While his first UFC stint didn’t go well, the experience helped out. This time around, Rivera knew what to expect when it came to weigh-ins, media obligations, and all of the other backstage production routines.
“Yes, most definitely,” he said when asked if his prior UFC experience gave him an edge. “In my last run with the UFC … I broke hand in the first round against Ruben Duran. And I took the Erik Koch [WEC] fight on short notice and that was at featherweight. I was also working a full-time job.”
“I think all of that kind of helped me out this time around. I already felt more comfortable and knew what to expect. I was feeling confident coming off of the two wins at Tachi Palace Fights. I just felt like I was more prepared for this fight.”
Of course, getting into the UFC is one thing, but getting a win is another.
Like a baseball player trying to get their first hit or a basketball player trying to make their first shot of the game, each time you miss the pressure starts to mount. Now with that UFC win under his belt, Rivera knows he won’t have so much weight on his shoulders when he takes on Ken Stone (10-3) at UFC on FX 4 in Atlantic City.
“It’s a relief,” he said. “It’s one of the best feelings in the world getting that first UFC victory. Now I can go in there not worrying about being cut and just do what I do and fight hard.”
Yet with such a big win out of the way, Rivera literally isn’t taking any time to celebrate. Feeling good mentally and physically, when the opportunity came up to fight Stone on short notice, Rivera took it.
“I went back to training [after the Soto win] and actually felt pretty good,” Rivera said. “I was still going to the gym, keeping my cardio and running. Then they gave me a call about fighting Ken Stone and I was already healed up. So I was back to sparring and training hard and I’m feeling good.
“I’m on a three fight winning streak and feel probably I have in my whole career. I think it’s another good fight I know I can win. Having wins in the UFC back to back can really help my career.”
Rivera isn’t taking Stone lightly. Stone only recently picked up a win to bring a halt to a two-fight losing streak, and Rivera knows as well as anyone that Stone probably can’t afford a setback.
“I know he’s going to come well prepared and well trained, so I’m not going to take him lightly,” Rivera said. “I’m going to come in there, keep my chin down, and let my hands go.”
That being said, Rivera likes the matchup. As a heavy-handed striker with good technique, Rivera expects to have the advantage on the feet. And if Stone tries to take him down, he’s prepared for that.
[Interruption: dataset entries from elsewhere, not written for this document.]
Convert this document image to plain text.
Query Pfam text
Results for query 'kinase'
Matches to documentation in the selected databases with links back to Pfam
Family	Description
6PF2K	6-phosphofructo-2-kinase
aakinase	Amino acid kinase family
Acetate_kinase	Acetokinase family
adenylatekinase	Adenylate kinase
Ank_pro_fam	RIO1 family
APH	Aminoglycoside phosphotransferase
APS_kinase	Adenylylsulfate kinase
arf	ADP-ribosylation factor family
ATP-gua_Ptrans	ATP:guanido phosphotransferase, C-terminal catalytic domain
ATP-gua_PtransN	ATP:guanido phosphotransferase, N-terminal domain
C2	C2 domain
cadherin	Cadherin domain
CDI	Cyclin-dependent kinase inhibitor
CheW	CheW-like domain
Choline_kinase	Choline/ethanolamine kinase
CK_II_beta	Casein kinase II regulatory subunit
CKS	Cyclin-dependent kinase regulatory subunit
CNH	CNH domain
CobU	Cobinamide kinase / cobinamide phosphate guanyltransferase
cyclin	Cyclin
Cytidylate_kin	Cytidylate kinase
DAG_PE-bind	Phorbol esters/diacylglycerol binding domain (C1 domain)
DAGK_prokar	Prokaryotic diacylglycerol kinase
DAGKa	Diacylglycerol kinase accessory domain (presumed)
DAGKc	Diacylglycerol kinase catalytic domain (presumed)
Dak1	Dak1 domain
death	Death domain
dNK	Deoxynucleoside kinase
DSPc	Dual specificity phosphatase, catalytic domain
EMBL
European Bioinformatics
Soto wasn’t able to keep him down and Rivera plans to have similar success against his new opponent.
“I know he’s going to try and shoot to take me down,” Rivera said. “My punches are really, really powerful, so I already know he’s going to try take me down and submit me.”
As a full-time fighter without a side job to worry about, Rivera gets to train three-times a day and seven days a week, helping his wrestling and submission game come along.
Asked about how he stacks up with the rest of the division, he replied, “I’m definitely working on a lot of stuff still. I’m probably one of the hardest punchers in the bantamweight division, but it’s not like I’ll be able to get a knockout every time. I know that’s not going to happen, so I try to use my technical striking to my advantage. My wrestling, my Jiu Jitsu, I work on those every single day. I feel like I’m ready to start taking people down and using my submissions.”